Chin Hin Group Berhad (KLSE:CHINHIN) entered into a sale and purchase agreement to acquire 51.4% stake in Chin Hin Group Property Berhad (KLSE:CHGP) ('CHGP') from Divine Inventions Sdn. Bhd. ('Divine'), Datuk Seri Chiau and Chiau Haw Choon for MYR 79.5 million on December 28, 2020. As part of the agreement, Chin Hin will acquire 176.6 million shares at MYR 0.45 per share and 37.6 million warrants at MYR 0.25 per warrant. The consideration shall be satisfied wholly by way of cash. Divine will sell 116.6 million shares and 2.8 million warrants for MYR 53.17 million, Datuk Seri Chiau will sell 52.14 million shares and 34.77 million warrants for MYR 32.16 million and Chiau Haw Choon will sell 7.9 million shares for MYR 3.5 million. Sellers will exit the target through the deal and buyer will increase it's holding from 0% to 51.4% through the deal. In a related deal, Chin Hin proposes to undertake bonus issue of up to 278.19 million new ordinary shares in Chin Hin, on the basis of 1 bonus share for every 2 ordinary shares in Chin Hin. Consideration will be funded via a combination of internally generated funds, bank borrowings and fund-raising exercise, the proportions will be determined later after taking into consideration Chin Hin group's gearing level, interest costs and cash reserves. The proceeds raised from the proposed private placement will be utilized to partially finance the proposed acquisition. Chin Hin will be obliged to undertake a mandatory take-over offer for all the remaining Chin Hin Group Property shares and warrants not already owned by Chin Hin and parties acting in concert with it upon completion of the Proposed Acquisition. However, Chin Hin has obtained an exemption from mandatory offer obligation.

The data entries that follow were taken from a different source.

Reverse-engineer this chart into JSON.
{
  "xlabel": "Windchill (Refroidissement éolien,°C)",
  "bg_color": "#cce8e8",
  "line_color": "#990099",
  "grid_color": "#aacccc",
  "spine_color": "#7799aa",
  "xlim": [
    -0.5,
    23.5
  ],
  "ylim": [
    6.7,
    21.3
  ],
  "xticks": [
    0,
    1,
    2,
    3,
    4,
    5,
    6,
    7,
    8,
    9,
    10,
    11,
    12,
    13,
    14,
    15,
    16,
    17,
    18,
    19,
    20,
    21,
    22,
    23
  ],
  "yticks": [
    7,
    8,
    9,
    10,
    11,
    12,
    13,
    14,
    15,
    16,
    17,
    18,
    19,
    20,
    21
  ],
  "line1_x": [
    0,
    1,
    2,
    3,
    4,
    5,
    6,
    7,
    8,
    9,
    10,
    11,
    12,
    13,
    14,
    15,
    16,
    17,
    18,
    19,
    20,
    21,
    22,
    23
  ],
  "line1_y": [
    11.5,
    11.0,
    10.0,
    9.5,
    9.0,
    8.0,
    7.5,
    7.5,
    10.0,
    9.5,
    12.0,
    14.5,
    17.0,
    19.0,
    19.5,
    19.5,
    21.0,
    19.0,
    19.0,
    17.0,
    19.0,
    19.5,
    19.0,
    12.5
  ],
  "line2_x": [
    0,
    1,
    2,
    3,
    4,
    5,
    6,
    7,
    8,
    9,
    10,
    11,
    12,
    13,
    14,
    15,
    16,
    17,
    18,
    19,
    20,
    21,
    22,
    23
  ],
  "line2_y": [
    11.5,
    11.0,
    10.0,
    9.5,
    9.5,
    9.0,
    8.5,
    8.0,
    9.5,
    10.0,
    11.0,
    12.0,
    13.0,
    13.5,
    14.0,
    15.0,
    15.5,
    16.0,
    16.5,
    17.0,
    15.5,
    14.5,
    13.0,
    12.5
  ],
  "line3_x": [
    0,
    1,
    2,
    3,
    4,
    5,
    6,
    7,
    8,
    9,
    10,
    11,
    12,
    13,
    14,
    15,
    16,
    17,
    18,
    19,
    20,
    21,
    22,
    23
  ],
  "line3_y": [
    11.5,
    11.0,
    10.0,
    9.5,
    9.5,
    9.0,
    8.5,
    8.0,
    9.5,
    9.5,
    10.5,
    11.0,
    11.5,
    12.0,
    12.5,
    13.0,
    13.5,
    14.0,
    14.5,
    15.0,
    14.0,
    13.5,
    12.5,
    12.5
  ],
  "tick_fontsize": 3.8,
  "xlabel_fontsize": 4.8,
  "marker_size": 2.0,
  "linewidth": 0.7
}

The acquisition is subject to clearance by Bursa Securities of the circular to shareholders to be issued by Chin Hin, approval by shareholders of Chin Hin, any other relevant authorities if required and satisfactory due diligence findings on CHGP by Chin Hin. Board and Audit Committee of Chin Hin is of the opinion that the acquisition is in the best interest of the Chin Hin. As of January 25, 2021, M&A Securities Sdn Bhd announced that the additional listing application for the Proposals has been submitted to Bursa Malaysia Securities Berhad. The acquisition is expected to be completed by the first quarter of year 2021. On May 24, 2021, companies agreed to extend the conditional period of the agreement to June 30, 2021. On June 16, 2021, SC approved the extension of time up to September 23, 2021. On June 28, 2021, M&A Securities wishes to announce that all the conditions precedents in the SPA have been fulfilled, and the SPA has become unconditional on June 28, 2021. On July 26, 2021, On behalf of the Board, M&A Securities wishes to announce that Chin Hin and the Vendors agreed to extend the Completion Period of the SPA to September 28, 2021. Upon completion of the proposed acquisition, Chin Hin will be able to consolidate the financial results of CHGP and the Group expects that it will contribute positively to the long-term future earnings and earnings per share of the Group. Strategic Capital Advisory Sdn. Bhd. and M&A Securities Sdn. Bhd. acted as a financial advisor to Chin Hin.